Actualizado 16/02/2011 13:32 CET

Contar con un laboratorio de hemodinámica reduce a la mitad el riesgo de muertes por infarto

MADRID, 16 Feb. (EUROPA PRESS) -

Disponer de un laboratorio de hemodinámica aumenta un 5 por ciento el porcentaje de supervivencia de los pacientes que han sufrido un infarto de miocardio, pasados los 30 días posteriores al ingreso, y representa una reducción de la mortalidad del 50 por ciento, según un estudio realizado por investigadores del IMIM (Instituto de Investigación Hospital del Mar) de Barcelona y del Hospital Josep Trueta de Girona.

La investigación, que se publica en el último número de la 'Revista Española de Cardiología' (REC), ha analizado la introducción (en el año 1998) de una sala de estas características en el Hospital Universitario Josep Trueta de Girona y su impacto en 1.539 pacientes con un infarto de miocardio en dos periodos de tiempo: entre 1995 y 1997 y 1999 y 2003; es decir, antes y después de su introducción.

Cuando un centro no dispone de esta sala, suele referir a los pacientes a otro hospital para realizarles algunas pruebas e intervenciones cruciales como por ejemplo los cateterismos cardiacos y la revascularización de las arterias coronarias. Esto conlleva, a parte de un retraso en el diagnóstico, un riesgo para el paciente y un gasto extra debido al transporte urgente y medicalizado necesario para su traslado.

Contar con un laboratorio de hemodinámica en las instalaciones del hospital tiende a incrementar su uso y a ampliar la gama de indicaciones, lo que beneficia a los pacientes. Por ejemplo, en este caso, se aumentó el número de angiografías coronarias en un 35,4 por ciento y de intervenciones coronarias percutáneas en un 19,7 por ciento y se redujo, además, el tiempo transcurrido hasta la aplicación de estas técnicas.

Asimismo, este estudio ha analizado la supervivencia de los mismos pacientes pasados dos años tras su ingreso. Los datos obtenidos indican, también, una mejora de la supervivencia tras la instalación de la sala de hemodinámica.

En concreto, la mortalidad por cualquier causa se redujo pasando de un 12,3 a un 7,61 por ciento. En el caso de la mortalidad por enfermedad cardiovascular, la cifra también se redujo, pasando del 8.29 al 4,78 por ciento. Ello se debe, según los expertos, a la mejora del tratamiento recibido durante los primeros 30 días, pero en parte también, a una mejor prevención secundaria derivada del tratamiento más intensivo con estatinas, IECA (inhibidores de la enzima convertidora de angiotensina), betabloqueantes y antiagregantes plaquetarios prescritos al alta.

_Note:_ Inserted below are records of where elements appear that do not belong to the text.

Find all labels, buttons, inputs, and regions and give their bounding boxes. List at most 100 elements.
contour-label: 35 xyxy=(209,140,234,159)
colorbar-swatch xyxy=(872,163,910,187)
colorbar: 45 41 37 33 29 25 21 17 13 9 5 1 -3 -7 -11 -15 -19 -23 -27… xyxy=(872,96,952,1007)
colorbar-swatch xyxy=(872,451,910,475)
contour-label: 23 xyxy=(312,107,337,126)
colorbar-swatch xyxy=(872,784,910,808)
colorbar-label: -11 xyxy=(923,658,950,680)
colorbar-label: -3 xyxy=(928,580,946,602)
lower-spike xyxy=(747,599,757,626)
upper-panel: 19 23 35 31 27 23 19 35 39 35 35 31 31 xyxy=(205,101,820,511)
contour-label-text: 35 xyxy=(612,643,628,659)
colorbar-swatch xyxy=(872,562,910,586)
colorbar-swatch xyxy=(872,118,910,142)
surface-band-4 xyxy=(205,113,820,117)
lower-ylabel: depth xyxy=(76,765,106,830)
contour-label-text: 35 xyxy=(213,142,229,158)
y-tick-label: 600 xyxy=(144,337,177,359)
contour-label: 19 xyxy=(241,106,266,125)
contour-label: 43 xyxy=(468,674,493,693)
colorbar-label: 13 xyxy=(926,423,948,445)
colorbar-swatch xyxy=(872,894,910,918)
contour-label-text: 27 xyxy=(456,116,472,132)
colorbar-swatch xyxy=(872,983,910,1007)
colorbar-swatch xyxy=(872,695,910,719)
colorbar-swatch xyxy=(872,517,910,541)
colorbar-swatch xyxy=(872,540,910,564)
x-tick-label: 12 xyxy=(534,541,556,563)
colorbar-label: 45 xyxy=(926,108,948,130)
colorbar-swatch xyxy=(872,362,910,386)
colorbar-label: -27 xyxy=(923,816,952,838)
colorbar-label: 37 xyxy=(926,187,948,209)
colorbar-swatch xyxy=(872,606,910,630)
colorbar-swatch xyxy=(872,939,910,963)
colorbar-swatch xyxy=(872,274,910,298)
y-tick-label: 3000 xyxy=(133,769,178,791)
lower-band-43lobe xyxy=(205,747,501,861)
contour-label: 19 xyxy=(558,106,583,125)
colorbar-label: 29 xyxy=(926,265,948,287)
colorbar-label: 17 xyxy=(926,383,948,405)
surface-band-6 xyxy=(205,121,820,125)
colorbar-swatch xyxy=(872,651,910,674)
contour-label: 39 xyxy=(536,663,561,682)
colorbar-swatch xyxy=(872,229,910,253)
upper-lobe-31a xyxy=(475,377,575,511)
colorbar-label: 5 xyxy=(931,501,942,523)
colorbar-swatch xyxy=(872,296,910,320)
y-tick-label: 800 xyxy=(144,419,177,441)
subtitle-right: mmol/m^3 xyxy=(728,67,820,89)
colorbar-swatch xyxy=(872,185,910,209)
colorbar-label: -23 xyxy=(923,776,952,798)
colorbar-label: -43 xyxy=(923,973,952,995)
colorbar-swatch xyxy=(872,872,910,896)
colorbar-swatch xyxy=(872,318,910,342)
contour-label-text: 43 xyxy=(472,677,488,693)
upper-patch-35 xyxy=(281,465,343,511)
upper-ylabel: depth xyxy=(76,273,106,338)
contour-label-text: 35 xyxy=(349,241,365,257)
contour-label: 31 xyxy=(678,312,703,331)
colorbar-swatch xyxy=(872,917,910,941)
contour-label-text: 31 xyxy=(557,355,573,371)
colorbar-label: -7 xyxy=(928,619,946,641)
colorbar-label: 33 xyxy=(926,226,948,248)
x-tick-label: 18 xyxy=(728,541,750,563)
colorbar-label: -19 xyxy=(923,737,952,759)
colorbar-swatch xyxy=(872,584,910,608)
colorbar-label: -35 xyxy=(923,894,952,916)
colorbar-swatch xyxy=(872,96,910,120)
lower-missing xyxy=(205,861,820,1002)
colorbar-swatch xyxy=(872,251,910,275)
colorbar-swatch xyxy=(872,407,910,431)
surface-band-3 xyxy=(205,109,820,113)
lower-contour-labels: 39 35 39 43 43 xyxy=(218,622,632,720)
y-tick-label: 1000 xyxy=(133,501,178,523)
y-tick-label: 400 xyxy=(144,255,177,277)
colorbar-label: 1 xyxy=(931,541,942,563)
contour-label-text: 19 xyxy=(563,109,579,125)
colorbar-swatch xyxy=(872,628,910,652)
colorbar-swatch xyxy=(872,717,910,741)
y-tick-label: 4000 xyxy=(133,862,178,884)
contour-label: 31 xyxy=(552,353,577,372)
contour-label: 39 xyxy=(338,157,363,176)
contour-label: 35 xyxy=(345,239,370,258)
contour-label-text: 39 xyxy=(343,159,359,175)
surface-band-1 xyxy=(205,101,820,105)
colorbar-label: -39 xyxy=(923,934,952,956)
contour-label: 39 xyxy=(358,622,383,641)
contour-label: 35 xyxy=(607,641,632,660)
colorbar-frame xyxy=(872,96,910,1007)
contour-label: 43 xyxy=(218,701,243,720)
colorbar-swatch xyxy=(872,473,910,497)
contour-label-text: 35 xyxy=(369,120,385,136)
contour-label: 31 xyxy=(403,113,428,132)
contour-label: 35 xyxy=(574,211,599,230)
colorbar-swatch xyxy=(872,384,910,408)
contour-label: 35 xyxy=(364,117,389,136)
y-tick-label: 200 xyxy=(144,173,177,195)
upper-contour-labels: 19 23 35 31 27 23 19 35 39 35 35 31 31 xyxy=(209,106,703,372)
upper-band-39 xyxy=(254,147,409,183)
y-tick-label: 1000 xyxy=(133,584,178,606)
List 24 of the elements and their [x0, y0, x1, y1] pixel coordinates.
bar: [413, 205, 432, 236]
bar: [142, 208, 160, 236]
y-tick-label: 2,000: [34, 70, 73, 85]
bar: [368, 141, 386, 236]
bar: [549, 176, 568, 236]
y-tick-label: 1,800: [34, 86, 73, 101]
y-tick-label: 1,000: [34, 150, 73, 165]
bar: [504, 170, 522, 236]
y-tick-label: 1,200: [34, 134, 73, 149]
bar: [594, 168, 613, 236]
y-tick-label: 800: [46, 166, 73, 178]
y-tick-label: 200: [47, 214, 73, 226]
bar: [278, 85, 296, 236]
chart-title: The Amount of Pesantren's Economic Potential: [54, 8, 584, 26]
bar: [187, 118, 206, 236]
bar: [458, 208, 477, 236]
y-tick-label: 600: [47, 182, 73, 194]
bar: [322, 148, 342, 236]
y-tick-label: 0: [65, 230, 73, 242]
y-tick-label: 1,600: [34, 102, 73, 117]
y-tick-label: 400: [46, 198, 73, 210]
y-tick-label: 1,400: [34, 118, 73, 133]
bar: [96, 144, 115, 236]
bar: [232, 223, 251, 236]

"La reducción de los tiempos en recibir un tratamiento de revascularización gracias a la instalación de la nueva sala de hemodinámica, y el uso menos restringido de todas las intervenciones diagnósticas y terapéuticas, mejoran probablemente el manejo de los pacientes con infarto de miocardio, lo que redunda en el efecto beneficioso observado", el co-autor del estudio y miembro de la SEC, Jaume Marrugat.